C’è però un limite legato alla nostra natura territoriale: ad esempio, può capitare che qualcuno da Verona ci contatti, interessato a ciò che ha visto tra le condivisioni sui social, ma essendo al di fuori della nostra area di competenza non possiamo servire quella zona. Questo aspetto rappresenta un vincolo che dobbiamo tenere in considerazione.
L. Bellini: Per concludere, Marco, vorrei chiederti quale ritieni sia la tendenza più rilevante da monitorare nell’ambito di ottimizzazione dei processi digitali?
M. Peroni: Personalmente, mi piacerebbe sperimentare nuovi metodi per rendere il customer care più efficiente e fruibile. Al momento siamo ancora legati a un approccio tradizionale, basato principalmente sul servizio telefonico gestito da specialisti, sia all’interno delle filiali che a livello centrale.

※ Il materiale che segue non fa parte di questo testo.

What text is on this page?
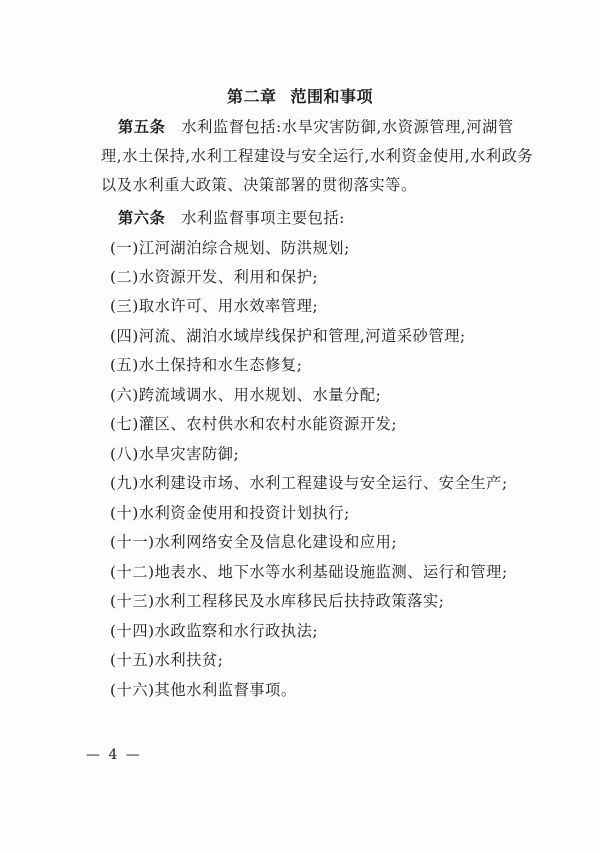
第二章 范围和事项
第五条 水利监督包括:水旱灾害防御,水资源管理,河湖管
理,水土保持,水利工程建设与安全运行,水利资金使用,水利政务
以及水利重大政策、决策部署的贯彻落实等。
第六条 水利监督事项主要包括:
(一)江河湖泊综合规划、防洪规划;
(二)水资源开发、利用和保护;
(三)取水许可、用水效率管理;
(四)河流、湖泊水域岸线保护和管理,河道采砂管理;
(五)水土保持和水生态修复;
(六)跨流域调水、用水规划、水量分配;
(七)灌区、农村供水和农村水能资源开发;
(八)水旱灾害防御;
(九)水利建设市场、水利工程建设与安全运行、安全生产;
(十)水利资金使用和投资计划执行;
(十一)水利网络安全及信息化建设和应用;
(十二)地表水、地下水等水利基础设施监测、运行和管理;
(十三)水利工程移民及水库移民后扶持政策落实;
(十四)水政监察和水行政执法;
(十五)水利扶贫;
(十六)其他水利监督事项。
— 4 —
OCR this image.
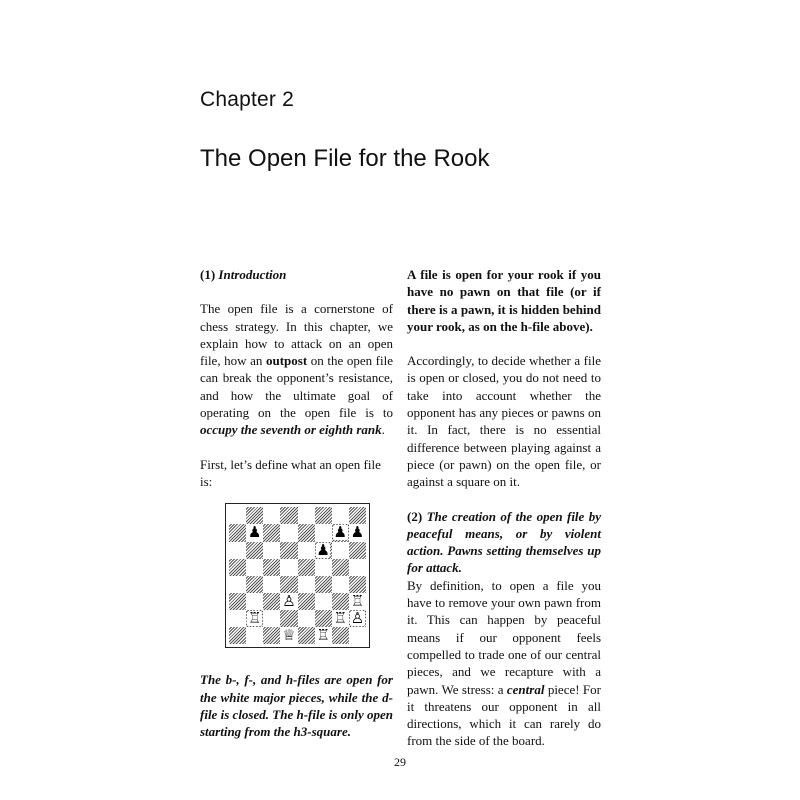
Chapter 2
The Open File for the Rook

(1) Introduction

The open file is a cornerstone of chess strategy. In this chapter, we explain how to attack on an open file, how an outpost on the open file can break the opponent’s resistance, and how the ultimate goal of operating on the open file is to occupy the seventh or eighth rank.

First, let’s define what an open file is:

♟	♟ ♟
♟
♙	♖
♖	♖ ♙
♕ ♖

The b-, f-, and h-files are open for the white major pieces, while the d-file is closed. The h-file is only open starting from the h3-square.

A file is open for your rook if you have no pawn on that file (or if there is a pawn, it is hidden behind your rook, as on the h-file above).

Accordingly, to decide whether a file is open or closed, you do not need to take into account whether the opponent has any pieces or pawns on it. In fact, there is no essential difference between playing against a piece (or pawn) on the open file, or against a square on it.

(2) The creation of the open file by peaceful means, or by violent action. Pawns setting themselves up for attack.

By definition, to open a file you have to remove your own pawn from it. This can happen by peaceful means if our opponent feels compelled to trade one of our central pieces, and we recapture with a pawn. We stress: a central piece! For it threatens our opponent in all directions, which it can rarely do from the side of the board.

29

La vera sfida è sviluppare sistemi talmente intelligenti da consentire una continuità delle informazioni: ciò che un collega discute con un cliente oggi dovrebbe poter essere accessibile e utilizzabile da un altro collega anche a distanza di anni. Questo richiede l’adozione di sistemi avanzati di Intelligenza Artificiale e metodologie strutturate per catalogare e gestire le informazioni in modo ottimale. È un percorso che va studiato con attenzione, ma che può offrire enormi vantaggi.
L. Bellini: La sfida che hai descritto si collega a un tema cruciale: il customer care non è solo un servizio, ma un elemento strategico che impatta direttamente sulla fidelizzazione e sulla soddisfazione del cliente. Un cliente ben servito è più propenso a rimanere fedele, a parlare positivamente dell’azienda e magari esplorare nuovi prodotti o servizi. In questo senso, il customer care diventa parte integrante di un sistema CRM di maggiore valore, con benefici sia nel breve che nel lungo termine.

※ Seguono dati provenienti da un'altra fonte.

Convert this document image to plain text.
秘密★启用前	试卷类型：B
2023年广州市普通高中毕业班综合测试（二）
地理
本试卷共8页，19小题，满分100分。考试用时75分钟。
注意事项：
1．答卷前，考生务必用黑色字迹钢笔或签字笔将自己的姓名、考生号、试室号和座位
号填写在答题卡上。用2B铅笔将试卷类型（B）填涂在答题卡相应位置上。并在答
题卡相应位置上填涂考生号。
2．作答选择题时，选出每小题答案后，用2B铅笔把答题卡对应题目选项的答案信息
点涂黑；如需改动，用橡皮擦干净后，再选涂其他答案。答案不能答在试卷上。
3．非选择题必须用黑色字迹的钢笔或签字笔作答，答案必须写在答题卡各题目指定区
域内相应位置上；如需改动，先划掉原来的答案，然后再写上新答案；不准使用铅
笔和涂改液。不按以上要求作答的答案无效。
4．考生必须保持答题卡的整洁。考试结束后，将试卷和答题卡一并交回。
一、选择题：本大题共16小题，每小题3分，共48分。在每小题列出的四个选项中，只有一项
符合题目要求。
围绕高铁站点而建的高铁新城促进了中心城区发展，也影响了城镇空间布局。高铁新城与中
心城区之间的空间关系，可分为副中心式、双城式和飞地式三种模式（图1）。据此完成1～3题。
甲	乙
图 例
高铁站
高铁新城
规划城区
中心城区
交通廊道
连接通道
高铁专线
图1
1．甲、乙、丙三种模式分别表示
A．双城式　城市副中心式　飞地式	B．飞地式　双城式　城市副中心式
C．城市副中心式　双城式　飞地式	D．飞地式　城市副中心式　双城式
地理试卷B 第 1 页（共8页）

M. Peroni: Sì, alla fine il nostro problema principale resta l’interazione con il CRM. Ad esempio, ho investito molto tempo nella gestione delle newsletter inviate a soci e clienti che ci hanno dato il consenso privacy, ma ho notato una difficoltà significativa: tutto ciò che accade con la newsletter non dovrebbe rimanere confinato lì. Dovrebbe essere accessibile e utile per diversi team di lavoro, cosa che al momento è complessa. Abbiamo una quantità enorme di dati, ma non sappiamo sempre come integrarli al meglio. Su questo c’è ancora tanto da lavorare.
Social Minds: la ricerca
Ringraziamo Marco Peroni per l’intervista ed suo prezioso contributo e per aver condiviso con noi visione e strategie arricchendo la nostra ricerca.

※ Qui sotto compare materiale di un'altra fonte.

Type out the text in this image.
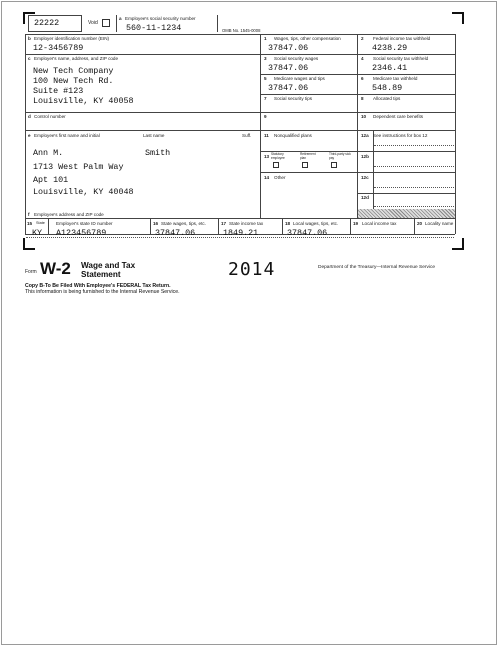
22222	Void
a Employee's social security number
560-11-1234	OMB No. 1545-0008
b Employer identification number (EIN)
12-3456789
c Employer's name, address, and ZIP code
New Tech Company
100 New Tech Rd.
Suite #123
Louisville, KY 40058
d Control number
e Employee's first name and initial	Last name	Suff.
Ann M.	Smith
1713 West Palm Way
Apt 101
Louisville, KY 40048
f Employee's address and ZIP code
1 Wages, tips, other compensation
37847.06
2 Federal income tax withheld
4238.29
3 Social security wages
37847.06
4 Social security tax withheld
2346.41
5 Medicare wages and tips
37847.06
6 Medicare tax withheld
548.89
7 Social security tips	8 Allocated tips
9	10 Dependent care benefits
11 Nonqualified plans	12a See instructions for box 12
13 Statutory employee
Retirement plan
Third-party sick pay	12b
12c
12d
14 Other
15 State Employer's state ID number	16 State wages, tips, etc.	17 State income tax	18 Local wages, tips, etc.	19 Local income tax	20 Locality name
KY A123456789	37847.06	1849.21	37847.06
Form W-2 Wage and Tax
Statement	2014	Department of the Treasury—Internal Revenue Service
Copy B-To Be Filed With Employee's FEDERAL Tax Return.
This information is being furnished to the Internal Revenue Service.
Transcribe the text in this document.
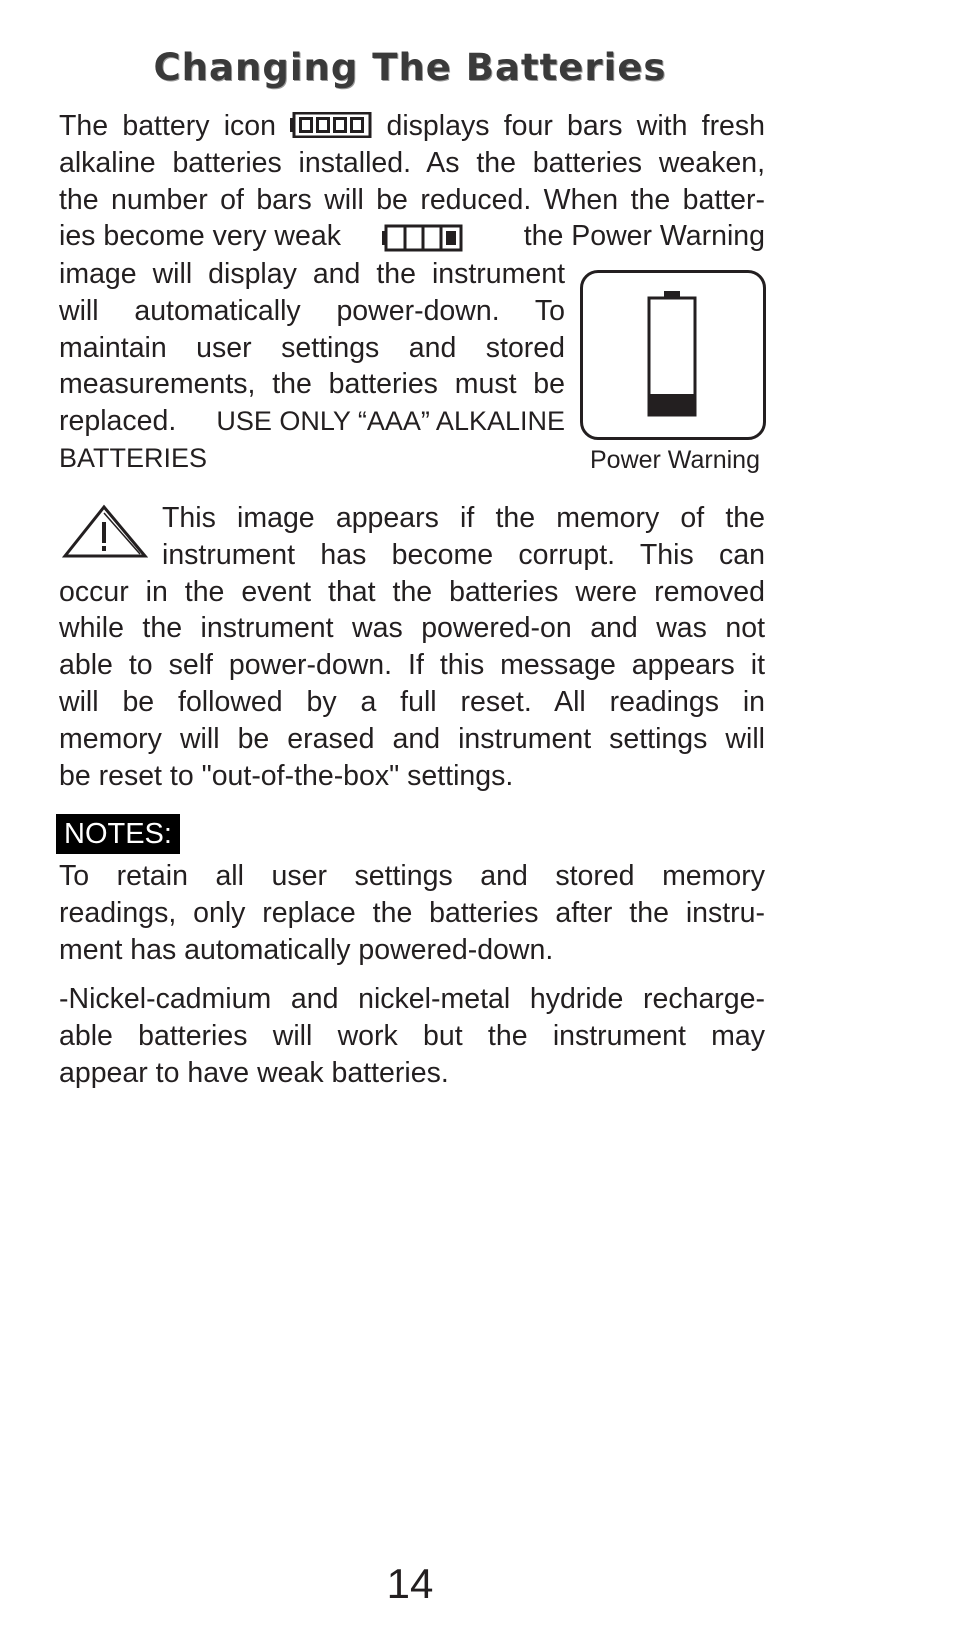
Changing The Batteries
The battery icon	displays four bars with fresh
alkaline batteries installed. As the batteries weaken,
the number of bars will be reduced. When the batter-
ies become very weak	the Power Warning
image will display and the instrument
will automatically power-down. To
maintain user settings and stored
measurements, the batteries must be
replaced. USE ONLY “AAA” ALKALINE
BATTERIES	Power Warning
This image appears if the memory of the
instrument has become corrupt. This can
occur in the event that the batteries were removed
while the instrument was powered-on and was not
able to self power-down. If this message appears it
will be followed by a full reset. All readings in
memory will be erased and instrument settings will
be reset to "out-of-the-box" settings.
NOTES:
To retain all user settings and stored memory
readings, only replace the batteries after the instru-
ment has automatically powered-down.
-Nickel-cadmium and nickel-metal hydride recharge-
able batteries will work but the instrument may
appear to have weak batteries.
14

Attraverso una metodologia innovativa e multidimensionale, Social Minds si propone infatti di offrire insight strategici e actionable, essenziali per ottimizzare le strategie di digital engagement nel panorama finanziario in rapida evoluzione.
Uno dei principali obiettivi è analizzare il presente al fine di cogliere trend e nuove prospettive, trasformando i dati in suggerimenti pratici e, quindi, in un vantaggio competitivo.